A natural consequence of boosted well configuration and full-scale development of Wolfcamp and Bone Spring formations resulted in an increased well productivity. Figure 2 shows the distribution of estimated ultimate recovery (EUR) for horizontal wells in the Permian Basin, quarter-by-quarter. Less than 15% of the wells exhibited EURs above 600 thousand boe in 2012-2013. However, what used to be an outstanding well performance in those years has become a standard by 2015-2016 as the share of such wells reached 50-60%. Simultaneously, only 10-20% of the current wells demonstrate EURs below 300 thousand boe, while in 2012-2013 the share of such wells was above 50%.

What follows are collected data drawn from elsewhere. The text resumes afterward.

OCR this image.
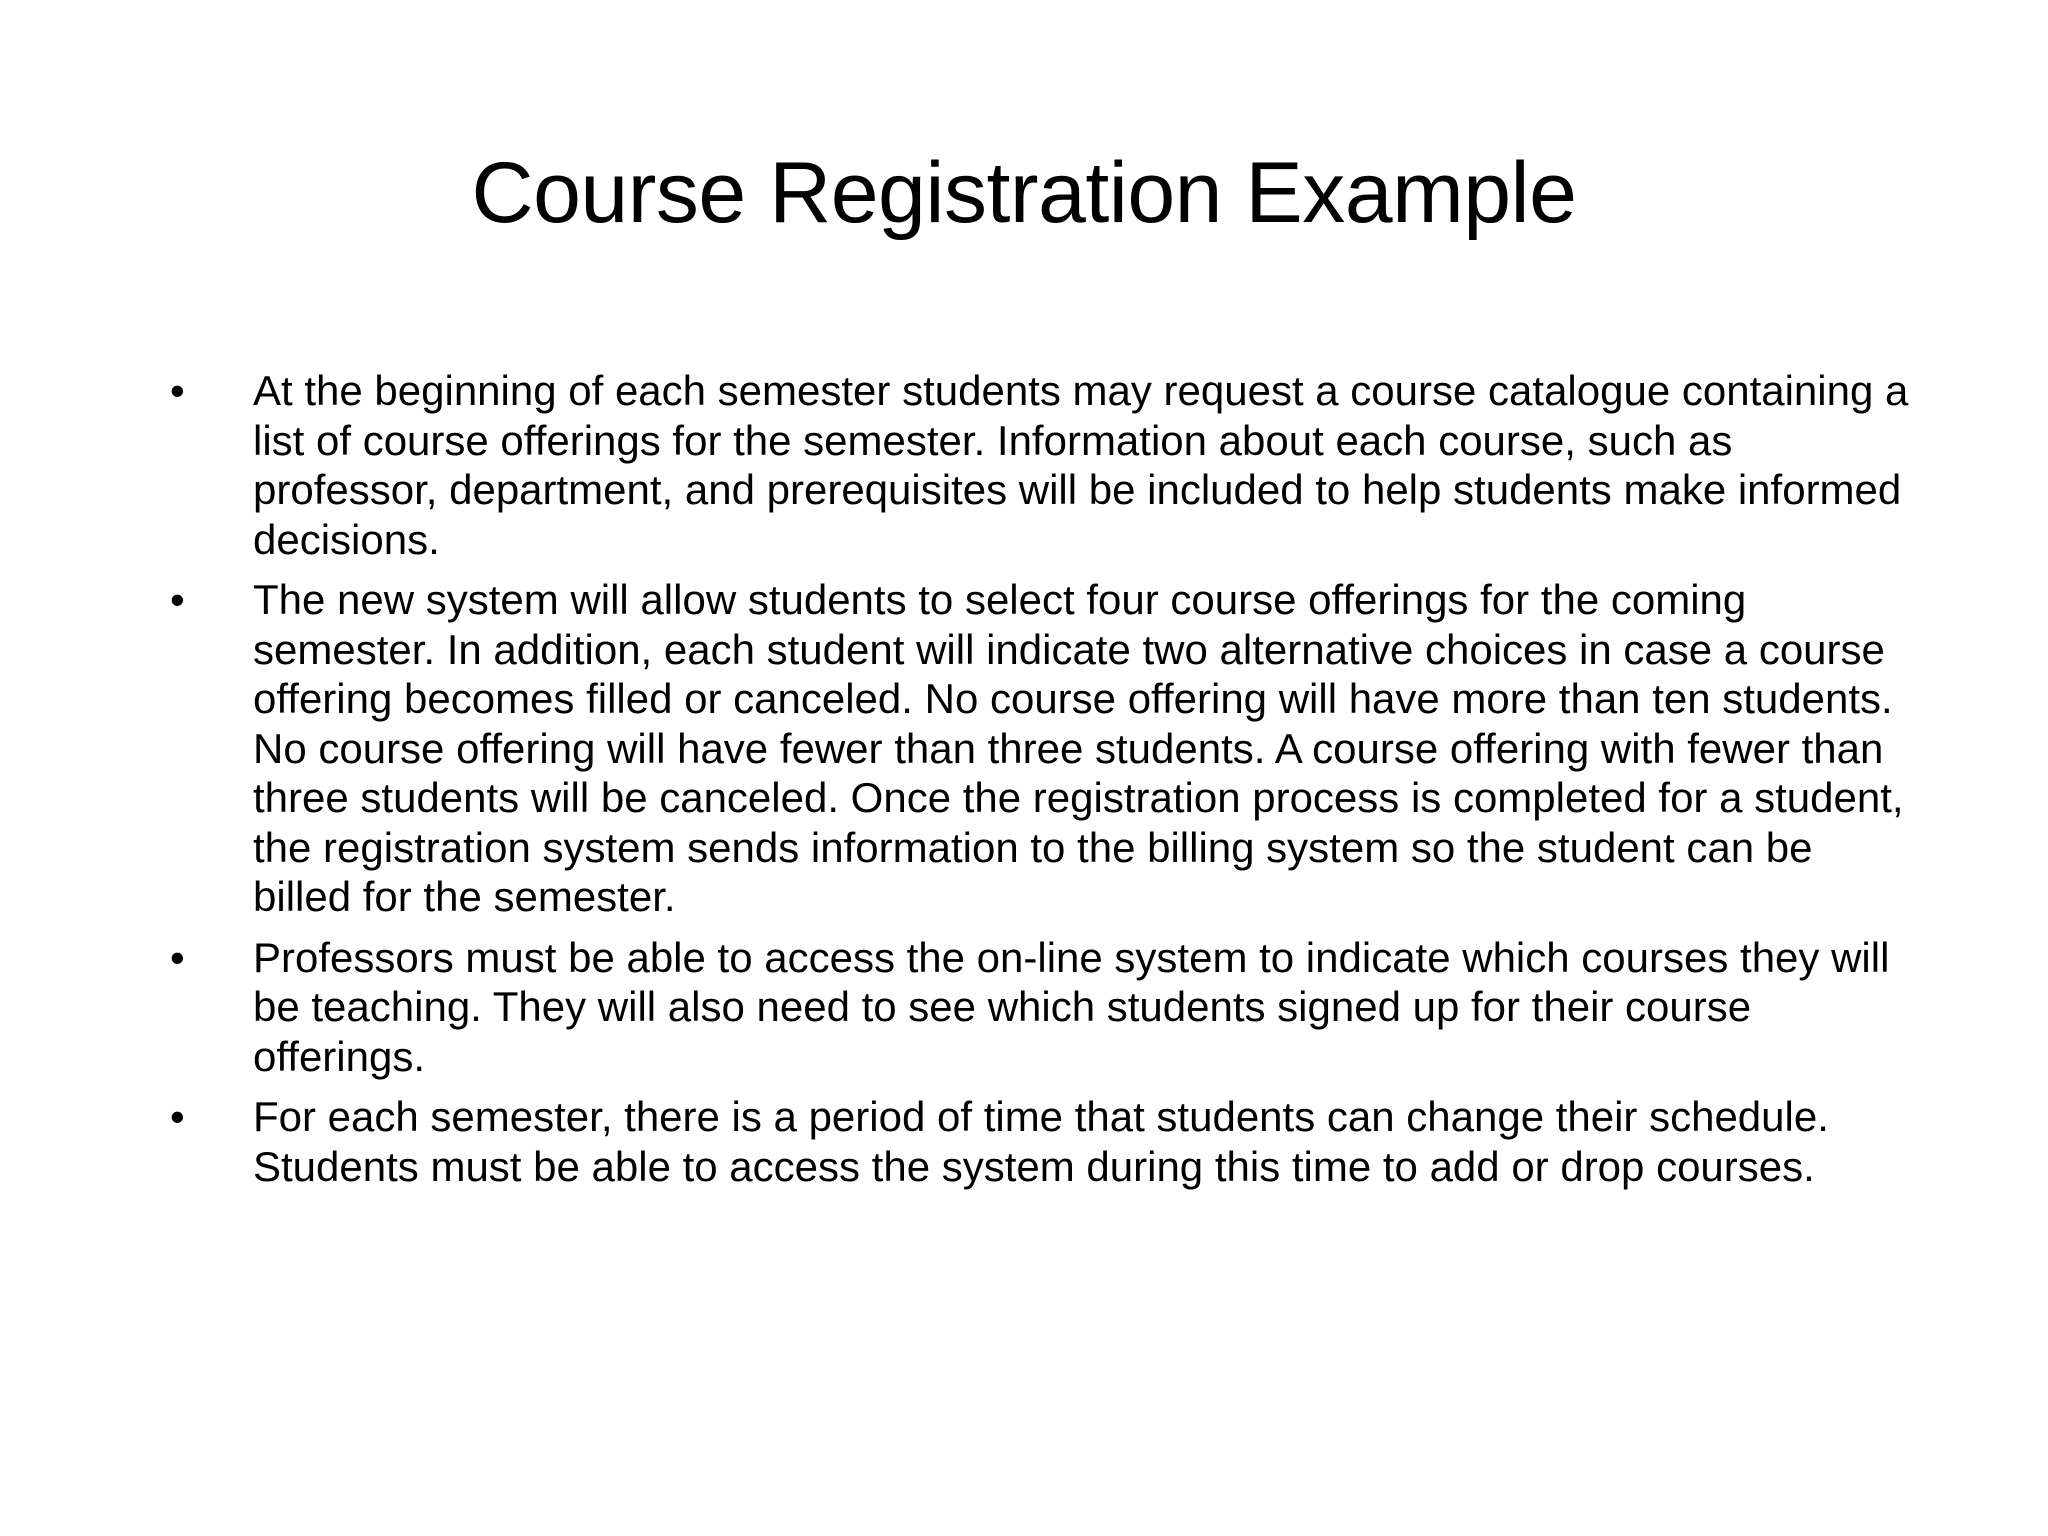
Course Registration Example
•	At the beginning of each semester students may request a course catalogue containing a list of course offerings for the semester. Information about each course, such as professor, department, and prerequisites will be included to help students make informed decisions.
•	The new system will allow students to select four course offerings for the coming semester. In addition, each student will indicate two alternative choices in case a course offering becomes filled or canceled. No course offering will have more than ten students. No course offering will have fewer than three students. A course offering with fewer than three students will be canceled. Once the registration process is completed for a student, the registration system sends information to the billing system so the student can be billed for the semester.
•	Professors must be able to access the on-line system to indicate which courses they will be teaching. They will also need to see which students signed up for their course offerings.
•	For each semester, there is a period of time that students can change their schedule. Students must be able to access the system during this time to add or drop courses.
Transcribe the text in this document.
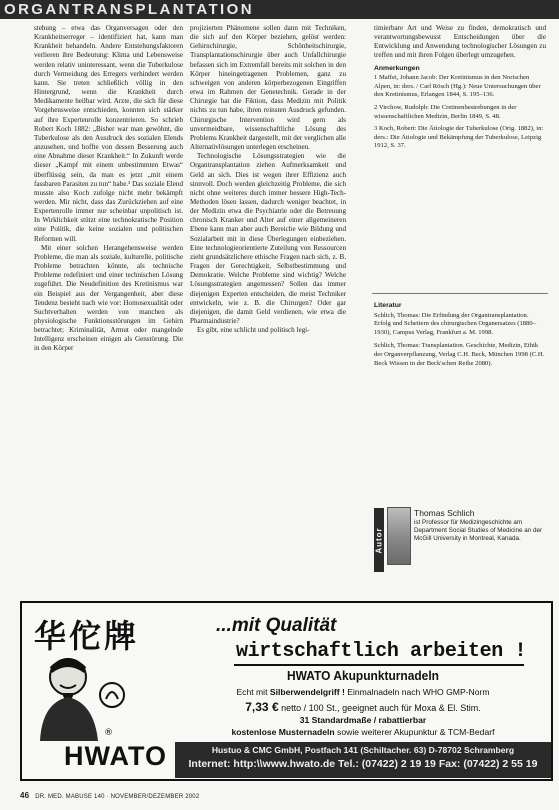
ORGANTRANSPLANTATION

stehung – etwa das Organversagen oder den Krankheitserreger – identifiziert hat, kann man Krankheit behandeln. Andere Entstehungsfaktoren verlieren ihre Bedeutung: Klima und Lebensweise werden relativ uninteressant, wenn die Tuberkulose durch Vermeidung des Erregers verhindert werden kann. Sie treten schließlich völlig in den Hintergrund, wenn die Krankheit durch Medikamente heilbar wird. Arzte, die sich für diese Vorgehensweise entschieden, konnten sich stärker auf ihre Expertenrolle konzentrieren. So schrieb Robert Koch 1882: „Bisher war man gewöhnt, die Tuberkulose als den Ausdruck des sozialen Elends anzusehen, und hoffte von dessen Besserung auch eine Abnahme dieser Krankheit.“ In Zukunft werde dieser „Kampf mit einem unbestimmten Etwas“ überflüssig sein, da man es jetzt „mit einem fassbaren Parasiten zu tun“ habe.³ Das soziale Elend musste also Koch zufolge nicht mehr bekämpft werden. Mir nicht, dass das Zurückziehen auf eine Expertenrolle immer nur scheinbar unpolitisch ist. In Wirklichkeit stützt eine technokratische Position eine Politik, die keine sozialen und politischen Reformen will.

Mit einer solchen Herangehensweise werden Probleme, die man als soziale, kulturelle, politische Probleme betrachten könnte, als technische Probleme redefiniert und einer technischen Lösung zugeführt. Die Neudefinition des Kretinismus war ein Beispiel aus der Vergangenheit, aber diese Tendenz besteht nach wie vor: Homosexualität oder Suchtverhalten werden von manchen als physiologische Funktionsstörungen im Gehirn betrachtet; Kriminalität, Armut oder mangelnde Intelligenz erscheinen einigen als Genstörung. Die in den Körper

projizierten Phänomene sollen dann mit Techniken, die sich auf den Körper beziehen, gelöst werden: Gehirnchirurgie, Schönheitschirurgie, Transplantationschirurgie über auch Unfallchirurgie befassen sich im Extremfall bereits mit solchen in den Körper hineingetragenen Problemen, ganz zu schweigen von anderen körperbezogenen Eingriffen etwa im Rahmen der Genetechnik. Gerade in der Chirurgie hat die Fiktion, dass Medizin mit Politik nichts zu tun habe, ihren reinsten Ausdruck gefunden. Chirurgische Intervention wird gern als unvermeidbare, wissenschaftliche Lösung des Problems Krankheit dargestellt, mit der verglichen alle Alternativlösungen unterlegen erscheinen.

Technologische Lösungsstrategien wie die Organtransplantation ziehen Aufmerksamkeit und Geld an sich. Dies ist wegen ihrer Effizienz auch sinnvoll. Doch werden gleichzeitig Probleme, die sich nicht ohne weiteres durch immer bessere High-Tech-Methoden lösen lassen, dadurch weniger beachtet, in der Medizin etwa die Psychiatrie oder die Betreuung chronisch Kranker und Alter auf einer allgemeineren Ebene kann man aber auch Bereiche wie Bildung und Sozialarbeit mit in diese Überlegungen einbeziehen. Eine technologieorientierte Zuteilung von Ressourcen zieht grundsätzlichere ethische Fragen nach sich, z. B. Fragen der Gerechtigkeit, Selbstbestimmung und Demokratie. Welche Probleme sind wichtig? Welche Lösungsstrategien angemessen? Sollen das immer diejenigen Experten entscheiden, die meist Techniker entwickeln, wie z. B. die Chirurgen? Oder gar diejenigen, die damit Geld verdienen, wie etwa die Pharmaindustrie?

Es gibt, eine schlicht und politisch legi-

timierbare Art und Weise zu finden, demokratisch und verantwortungsbewusst Entscheidungen über die Entwicklung und Anwendung technologischer Lösungen zu treffen und mit ihren Folgen überlegt umzugehen.

Anmerkungen

1 Maffei, Johann Jacob: Der Kretinismus in den Norischen Alpen, in: ders. / Carl Rösch (Hg.): Neue Untersuchungen über den Kretinismus, Erlangen 1844, S. 195–136.

2 Virchow, Rudolph: Die Cretinenbestrebungen in der wissenschaftlichen Medizin, Berlin 1849, S. 48.

3 Koch, Robert: Die Ätiologie der Tuberkulose (Orig. 1882), in: ders.: Die Ätiologie und Bekämpfung der Tuberkulose, Leipzig 1912, S. 37.

Literatur

Schlich, Thomas: Die Erfindung der Organtransplantation. Erfolg und Scheitern des chirurgischen Organersatzes (1880–1930), Campus Verlag, Frankfurt a. M. 1998.

Schlich, Thomas: Transplantation. Geschichte, Medizin, Ethik der Organverpflanzung, Verlag C.H. Beck, München 1998 (C.H. Beck Wissen in der Beck'schen Reihe 2080).

Autor
Thomas Schlich
ist Professor für Medizingeschichte am Department Social Studies of Medicine an der McGill University in Montreal, Kanada.
华佗牌
®
HWATO
...mit Qualität
wirtschaftlich arbeiten !
HWATO Akupunkturnadeln
Echt mit Silberwendelgriff ! Einmalnadeln nach WHO GMP-Norm
7,33 € netto / 100 St., geeignet auch für Moxa & El. Stim.
31 Standardmaße / rabattierbar
kostenlose Musternadeln sowie weiterer Akupunktur & TCM-Bedarf
Hustuo & CMC GmbH, Postfach 141 (Schiltacher. 63) D-78702 Schramberg
Internet: http:\\www.hwato.de Tel.: (07422) 2 19 19 Fax: (07422) 2 55 19
46 DR. MED. MABUSE 140 · NOVEMBER/DEZEMBER 2002
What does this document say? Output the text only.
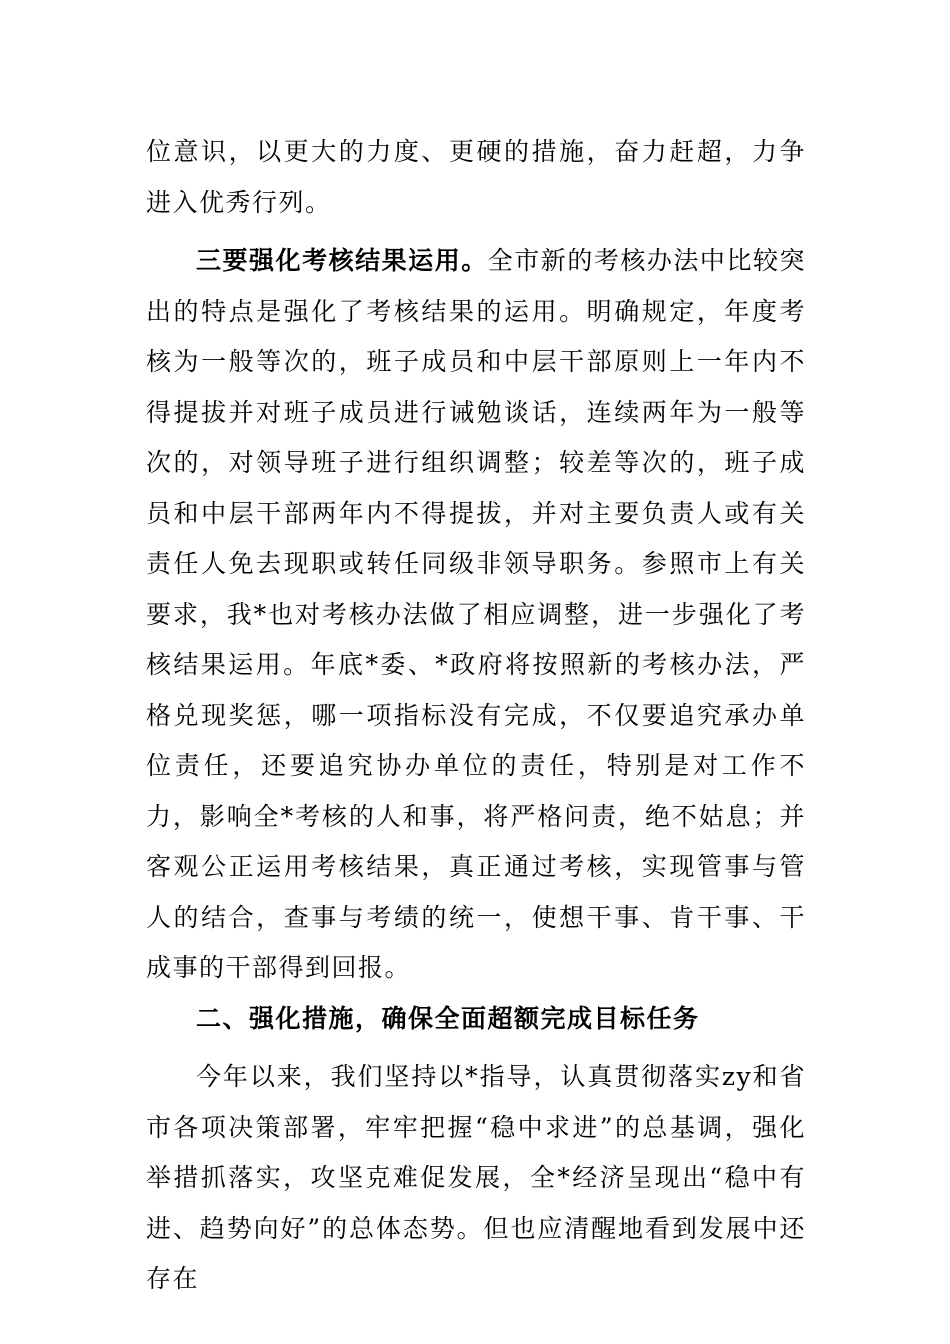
位意识，以更大的力度、更硬的措施，奋力赶超，力争进入优秀行列。

三要强化考核结果运用。全市新的考核办法中比较突出的特点是强化了考核结果的运用。明确规定，年度考核为一般等次的，班子成员和中层干部原则上一年内不得提拔并对班子成员进行诫勉谈话，连续两年为一般等次的，对领导班子进行组织调整；较差等次的，班子成员和中层干部两年内不得提拔，并对主要负责人或有关责任人免去现职或转任同级非领导职务。参照市上有关要求，我*也对考核办法做了相应调整，进一步强化了考核结果运用。年底*委、*政府将按照新的考核办法，严格兑现奖惩，哪一项指标没有完成，不仅要追究承办单位责任，还要追究协办单位的责任，特别是对工作不力，影响全*考核的人和事，将严格问责，绝不姑息；并客观公正运用考核结果，真正通过考核，实现管事与管人的结合，查事与考绩的统一，使想干事、肯干事、干成事的干部得到回报。

二、强化措施，确保全面超额完成目标任务

今年以来，我们坚持以*指导，认真贯彻落实zy和省市各项决策部署，牢牢把握“稳中求进”的总基调，强化举措抓落实，攻坚克难促发展，全*经济呈现出“稳中有进、趋势向好”的总体态势。但也应清醒地看到发展中还存在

Together with a significant unit price reduction, productivity improvements imposed a downward pressure on the wellhead breakeven prices in the tight oil plays of the Permian Basin. Thus, current drilling of dedicated Permian operators remains commercial in the low oil price environment. Figure 3 demonstrates the average wellhead breakeven price for selected operators in the Permian Basin for different years. In 2016, a typical well of the selected companies is commercial at an oil price below 40 USD/bbl. It is worth mentioning that EOG Resources has managed to achieve exceptional well results in Permian Delaware – an area that was not considered their core area of activity before 2015. Latest EOG’s wells belong to the premium part of their drilling inventory and exhibit a breakeven price of around 27 USD/bbl. The second best commerciality is demonstrated by Devon’s wells in 2016, which target the Bone Spring formation, with a breakeven price of around 29 USD/bbl. However, the company decided to drop its last rig in Permian Delaware after drilling only four operated wells in 2016. This confirms the scarce availability of financing, which has become a dominant decision factor in order to continue drilling even in highly economical plays. Nowadays, operators are forced to abandon activity even in some of their best and still commercial plays.